Fresh red meat, cigarettes, asbestos are also due to join WHO ‘encyclopaedia of carcinogens’
BACON, burgers and sausages are as big a cancer threat as cigarettes, global health chiefs are to rule.
The World Health Organisation (WHO) is to list processed meat among the most cancer-causing substances, alongside arsenic and asbestos.
Fresh red meat is also due to join the ‘encyclopaedia of carcinogens’ and is likely to be ranked as only slightly less dangerous than the preserved products.
The rulings, revealed to the DailyMail UK by a well-placed source, will send shock waves through the farming industry and the fast food sector. They could also lead to new dietary guidelines and warning labels on packs of bacon.
The classifications, by the WHO’s International Agency for Research on Cancer, come amid mounting concern that meat fuels the disease which claims more than 150,000 lives a year in the United Kingdom (UK).
Links to bowel cancer, Britain’s second biggest cancer killer, are particularly strong, with estimations that half of cases could be prevented by healthier lifestyles.
The Department of Health’s scientific advisers recently concluded that red and processed meat ‘probably’ increase the odds of bowel cancer but the WHO is expected to go further by saying processed meat causes cancer.
The decision follows a meeting of scientists from ten nations, including the UK, who reviewed all available evidence.
They are believed to have agreed processed meat is ‘carcinogenic to humans’, the highest of five possible rankings, shared with alcohol, asbestos, arsenic and cigarettes.
Processed meat is made by smoking, curing, salting, or adding chemicals.
Examples are ham, bacon, pastrami and salami, as well as hot dogs and some sausages. Burgers are also expected to be included.
Red meat is expected to be one rung below, ‘probably carcinogenic to humans’.
Meat in general contains high concentrations of fat and it is thought the compound that gives meat its red colour may damage the bowel lining.
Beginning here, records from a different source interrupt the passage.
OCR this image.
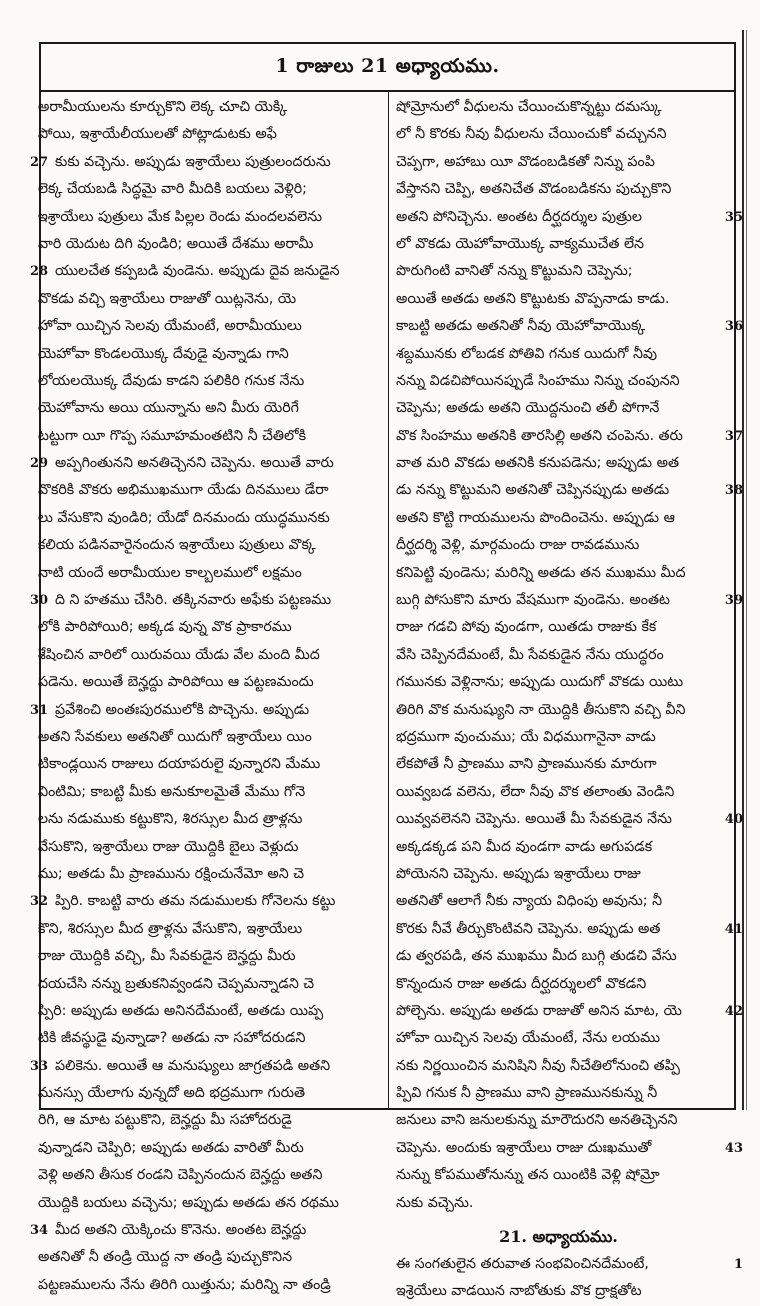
1 రాజులు 21 అధ్యాయము.
అరామీయులను కూర్చుకొని లెక్క చూచి యెక్కి
పోయి, ఇశ్రాయేలీయులతో పోట్లాడుటకు అఫే
27 కుకు వచ్చెను. అప్పుడు ఇశ్రాయేలు పుత్రులందరును
లెక్క చేయబడి సిద్ధమై వారి మీదికి బయలు వెళ్లిరి;
ఇశ్రాయేలు పుత్రులు మేక పిల్లల రెండు మందలవలెను
వారి యెదుట దిగి వుండిరి; అయితే దేశము అరామీ
28 యులచేత కప్పబడి వుండెను. అప్పుడు దైవ జనుడైన
వొకడు వచ్చి ఇశ్రాయేలు రాజుతో యిట్లనెను, యె
హోవా యిచ్చిన సెలవు యేమంటే, అరామీయులు
యెహోవా కొండలయొక్క దేవుడై వున్నాడు గాని
లోయలయొక్క దేవుడు కాడని పలికిరి గనుక నేను
యెహోవాను అయి యున్నాను అని మీరు యెరిగే
టట్టుగా యీ గొప్ప సమూహమంతటిని నీ చేతిలోకి
29 అప్పగింతునని అనతిచ్చెనని చెప్పెను. అయితే వారు
వొకరికి వొకరు అభిముఖముగా యేడు దినములు డేరా
లు వేసుకొని వుండిరి; యేడో దినమందు యుద్ధమునకు
కలియ పడినవారైనందున ఇశ్రాయేలు పుత్రులు వొక్క
నాటి యందే అరామీయుల కాల్బలములో లక్షమం
30 ది ని హతము చేసిరి. తక్కినవారు అఫేకు పట్టణము
లోకి పారిపోయిరి; అక్కడ వున్న వొక ప్రాకారము
శేషించిన వారిలో యిరువయి యేడు వేల మంది మీద
పడెను. అయితే బెన్హద్దు పారిపోయి ఆ పట్టణమందు
31 ప్రవేశించి అంతఃపురములోకి పొచ్చెను. అప్పుడు
అతని సేవకులు అతనితో యిదుగో ఇశ్రాయేలు యిం
టికాండ్లయిన రాజులు దయాపరులై వున్నారని మేము
వింటిమి; కాబట్టి మీకు అనుకూలమైతే మేము గోనె
లను నడుముకు కట్టుకొని, శిరస్సుల మీద త్రాళ్లను
వేసుకొని, ఇశ్రాయేలు రాజు యొద్దికి బైలు వెళ్లుదు
ము; అతడు మీ ప్రాణమును రక్షించునేమో అని చె
32 ప్పిరి. కాబట్టి వారు తమ నడుములకు గోనెలను కట్టు
కొని, శిరస్సుల మీద త్రాళ్లను వేసుకొని, ఇశ్రాయేలు
రాజు యొద్దికి వచ్చి, మీ సేవకుడైన బెన్హద్దు మీరు
దయచేసి నన్ను బ్రతుకనివ్వండని చెప్పమన్నాడని చె
ప్పిరి: అప్పుడు అతడు అనినదేమంటే, అతడు యిప్ప
టికి జీవస్థుడై వున్నాడా? అతడు నా సహోదరుడని
33 పలికెను. అయితే ఆ మనుష్యులు జాగ్రతపడి అతని
మనస్సు యేలాగు వున్నదో అది భద్రముగా గురుతె
రిగి, ఆ మాట పట్టుకొని, బెన్హద్దు మీ సహోదరుడై
వున్నాడని చెప్పిరి; అప్పుడు అతడు వారితో మీరు
వెళ్లి అతని తీసుక రండని చెప్పినందున బెన్హద్దు అతని
యొద్దికి బయలు వచ్చెను; అప్పుడు అతడు తన రథము
34 మీద అతని యెక్కించు కొనెను. అంతట బెన్హద్దు
అతనితో నీ తండ్రి యొద్ద నా తండ్రి పుచ్చుకొనిన
పట్టణములను నేను తిరిగి యిత్తును; మరిన్ని నా తండ్రి
షోమ్రోనులో వీధులను చేయించుకొన్నట్టు దమస్కు
లో నీ కొరకు నీవు వీధులను చేయించుకో వచ్చునని
చెప్పగా, అహాబు యీ వొడంబడికతో నిన్ను పంపి
వేస్తానని చెప్పి, అతనిచేత వొడంబడికను పుచ్చుకొని
35
అతని పోనిచ్చెను. అంతట దీర్ఘదర్శుల పుత్రుల
లో వొకడు యెహోవాయొక్క వాక్యముచేత లేన
పొరుగింటి వానితో నన్ను కొట్టుమని చెప్పెను;
అయితే అతడు అతని కొట్టుటకు వొప్పనాడు కాడు.
36
కాబట్టి అతడు అతనితో నీవు యెహోవాయొక్క
శబ్దమునకు లోబడక పోతివి గనుక యిదుగో నీవు
నన్ను విడచిపోయినప్పుడే సింహము నిన్ను చంపునని
చెప్పెను; అతడు అతని యొద్దనుంచి తలీ పోగానే
37
వొక సింహము అతనికి తారసిల్లి అతని చంపెను. తరు
వాత మరి వొకడు అతనికి కనుపడెను; అప్పుడు అత
38
డు నన్ను కొట్టుమని అతనితో చెప్పినప్పుడు అతడు
అతని కొట్టి గాయములను పొందించెను. అప్పుడు ఆ
దీర్ఘదర్శి వెళ్లి, మార్గమందు రాజు రావడమును
కనిపెట్టి వుండెను; మరిన్ని అతడు తన ముఖము మీద
39
బుగ్గి పోసుకొని మారు వేషముగా వుండెను. అంతట
రాజు గడచి పోవు వుండగా, యితడు రాజుకు కేక
వేసి చెప్పినదేమంటే, మీ సేవకుడైన నేను యుద్ధరం
గమునకు వెళ్లినాను; అప్పుడు యిదుగో వొకడు యిటు
తిరిగి వొక మనుష్యుని నా యొద్దికి తీసుకొని వచ్చి వీని
భద్రముగా వుంచుము; యే విధముగానైనా వాడు
లేకపోతే నీ ప్రాణము వాని ప్రాణమునకు మారుగా
యివ్వబడ వలెను, లేదా నీవు వొక తలాంతు వెండిని
40
యివ్వవలెనని చెప్పెను. అయితే మీ సేవకుడైన నేను
అక్కడక్కడ పని మీద వుండగా వాడు అగుపడక
పోయెనని చెప్పెను. అప్పుడు ఇశ్రాయేలు రాజు
అతనితో ఆలాగే నీకు న్యాయ విధింపు అవును; నీ
41
కొరకు నీవే తీర్చుకొంటివని చెప్పెను. అప్పుడు అత
డు త్వరపడి, తన ముఖము మీద బుగ్గి తుడచి వేసు
కొన్నందున రాజు అతడు దీర్ఘదర్శులలో వొకడని
42
పోల్చెను. అప్పుడు అతడు రాజుతో అనిన మాట, యె
హోవా యిచ్చిన సెలవు యేమంటే, నేను లయము
నకు నిర్ణయించిన మనిషిని నీవు నీచేతిలోనుంచి తప్పి
ప్పివి గనుక నీ ప్రాణము వాని ప్రాణమునకున్ను నీ
జనులు వాని జనులకున్ను మారౌదురని అనతిచ్చెనని
43
చెప్పెను. అందుకు ఇశ్రాయేలు రాజు దుఃఖముతో
నున్ను కోపముతోనున్ను తన యింటికి వెళ్లి షోమ్రో
నుకు వచ్చెను.
21. అధ్యాయము.
1
ఈ సంగతులైన తరువాత సంభవించినదేమంటే,
ఇశ్రెయేలు వాడయిన నాబోతుకు వొక ద్రాక్షతోట
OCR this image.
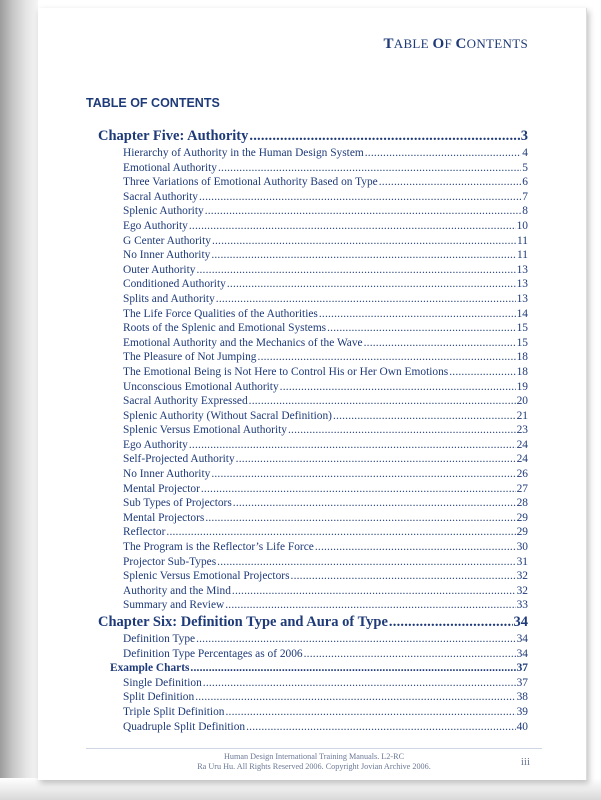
TABLE OF CONTENTS
TABLE OF CONTENTS
Chapter Five: Authority .....	3
Hierarchy of Authority in the Human Design System .....	4
Emotional Authority .....	5
Three Variations of Emotional Authority Based on Type .....	6
Sacral Authority .....	7
Splenic Authority .....	8
Ego Authority .....	10
G Center Authority .....	11
No Inner Authority .....	11
Outer Authority .....	13
Conditioned Authority .....	13
Splits and Authority .....	13
The Life Force Qualities of the Authorities .....	14
Roots of the Splenic and Emotional Systems .....	15
Emotional Authority and the Mechanics of the Wave .....	15
The Pleasure of Not Jumping .....	18
The Emotional Being is Not Here to Control His or Her Own Emotions .....	18
Unconscious Emotional Authority .....	19
Sacral Authority Expressed .....	20
Splenic Authority (Without Sacral Definition) .....	21
Splenic Versus Emotional Authority .....	23
Ego Authority .....	24
Self-Projected Authority .....	24
No Inner Authority .....	26
Mental Projector .....	27
Sub Types of Projectors .....	28
Mental Projectors .....	29
Reflector .....	29
The Program is the Reflector’s Life Force .....	30
Projector Sub-Types .....	31
Splenic Versus Emotional Projectors .....	32
Authority and the Mind .....	32
Summary and Review .....	33
Chapter Six: Definition Type and Aura of Type .....	34
Definition Type .....	34
Definition Type Percentages as of 2006 .....	34
Example Charts .....	37
Single Definition .....	37
Split Definition .....	38
Triple Split Definition .....	39
Quadruple Split Definition .....	40
Human Design International Training Manuals. L2-RC
Ra Uru Hu. All Rights Reserved 2006. Copyright Jovian Archive 2006.	iii
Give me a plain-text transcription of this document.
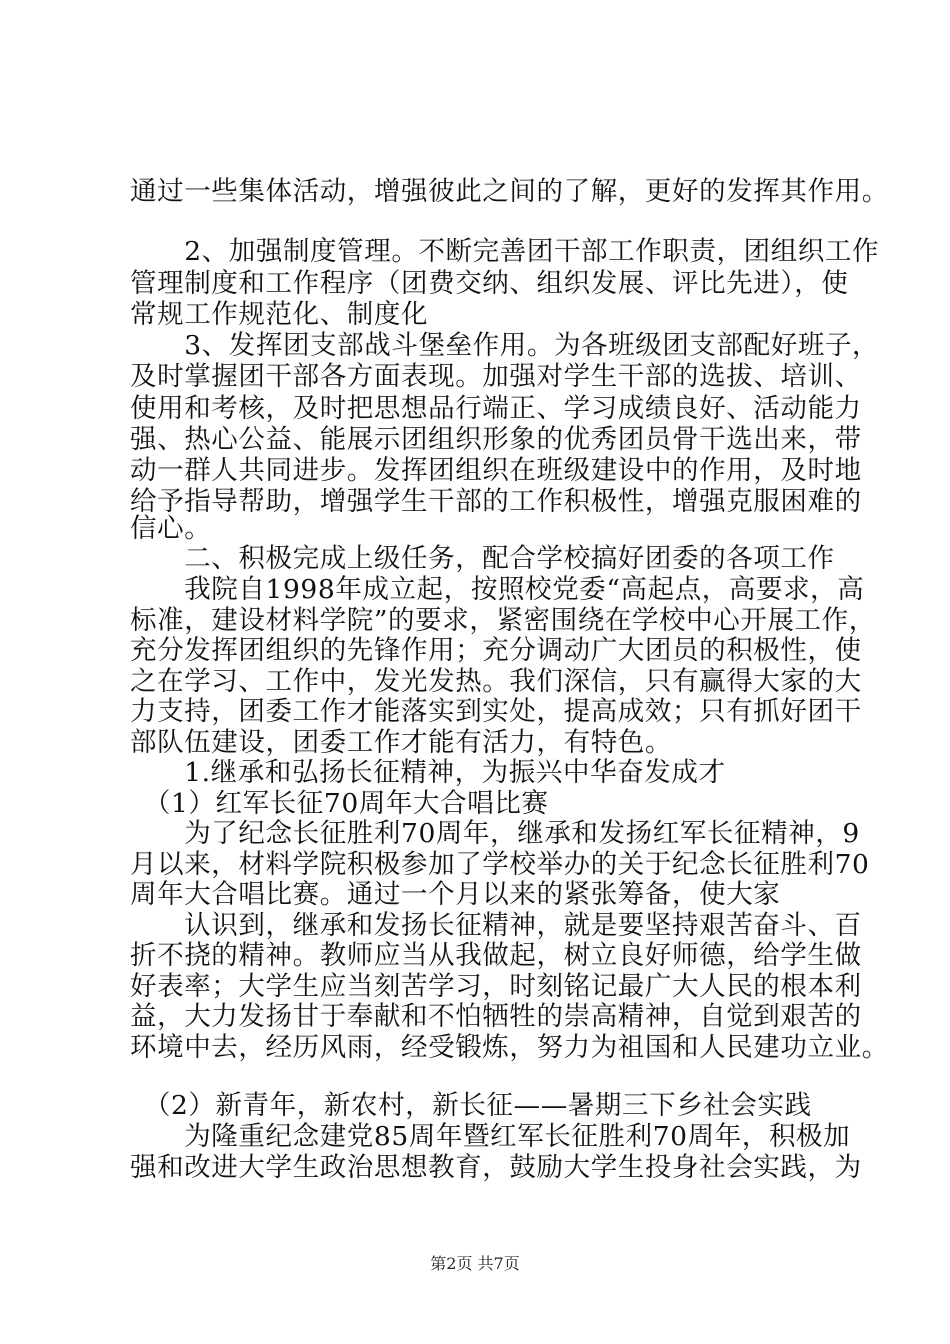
通过一些集体活动，增强彼此之间的了解，更好的发挥其作用。
　　2、加强制度管理。不断完善团干部工作职责，团组织工作
管理制度和工作程序（团费交纳、组织发展、评比先进），使
常规工作规范化、制度化
　　3、发挥团支部战斗堡垒作用。为各班级团支部配好班子，
及时掌握团干部各方面表现。加强对学生干部的选拔、培训、
使用和考核，及时把思想品行端正、学习成绩良好、活动能力
强、热心公益、能展示团组织形象的优秀团员骨干选出来，带
动一群人共同进步。发挥团组织在班级建设中的作用，及时地
给予指导帮助，增强学生干部的工作积极性，增强克服困难的
信心。
　　二、积极完成上级任务，配合学校搞好团委的各项工作
　　我院自1998年成立起，按照校党委“高起点，高要求，高
标准，建设材料学院”的要求，紧密围绕在学校中心开展工作，
充分发挥团组织的先锋作用；充分调动广大团员的积极性，使
之在学习、工作中，发光发热。我们深信，只有赢得大家的大
力支持，团委工作才能落实到实处，提高成效；只有抓好团干
部队伍建设，团委工作才能有活力，有特色。
　　1.继承和弘扬长征精神，为振兴中华奋发成才
　（1）红军长征70周年大合唱比赛
　　为了纪念长征胜利70周年，继承和发扬红军长征精神，9
月以来，材料学院积极参加了学校举办的关于纪念长征胜利70
周年大合唱比赛。通过一个月以来的紧张筹备，使大家
　　认识到，继承和发扬长征精神，就是要坚持艰苦奋斗、百
折不挠的精神。教师应当从我做起，树立良好师德，给学生做
好表率；大学生应当刻苦学习，时刻铭记最广大人民的根本利
益，大力发扬甘于奉献和不怕牺牲的崇高精神，自觉到艰苦的
环境中去，经历风雨，经受锻炼，努力为祖国和人民建功立业。
　（2）新青年，新农村，新长征——暑期三下乡社会实践
　　为隆重纪念建党85周年暨红军长征胜利70周年，积极加
强和改进大学生政治思想教育，鼓励大学生投身社会实践，为
第2页 共7页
Processed meat has previously been blamed for one in 30 deaths and is seen as dangerous because preserving techniques can raise levels of cancer-causing chemicals.
It is estimated that if intake was cut to 20g a day – a rasher of bacon a day or an English breakfast once a week – almost 20,000 early deaths would be prevented in the UK each year.
Any advice to cut, or avoid, processed meat will be welcomed by cancer charities.
But it could have huge repercussions for the meat industry, which will be mindful that sugar sales fell last year after the WHO issued a warning on over consumption.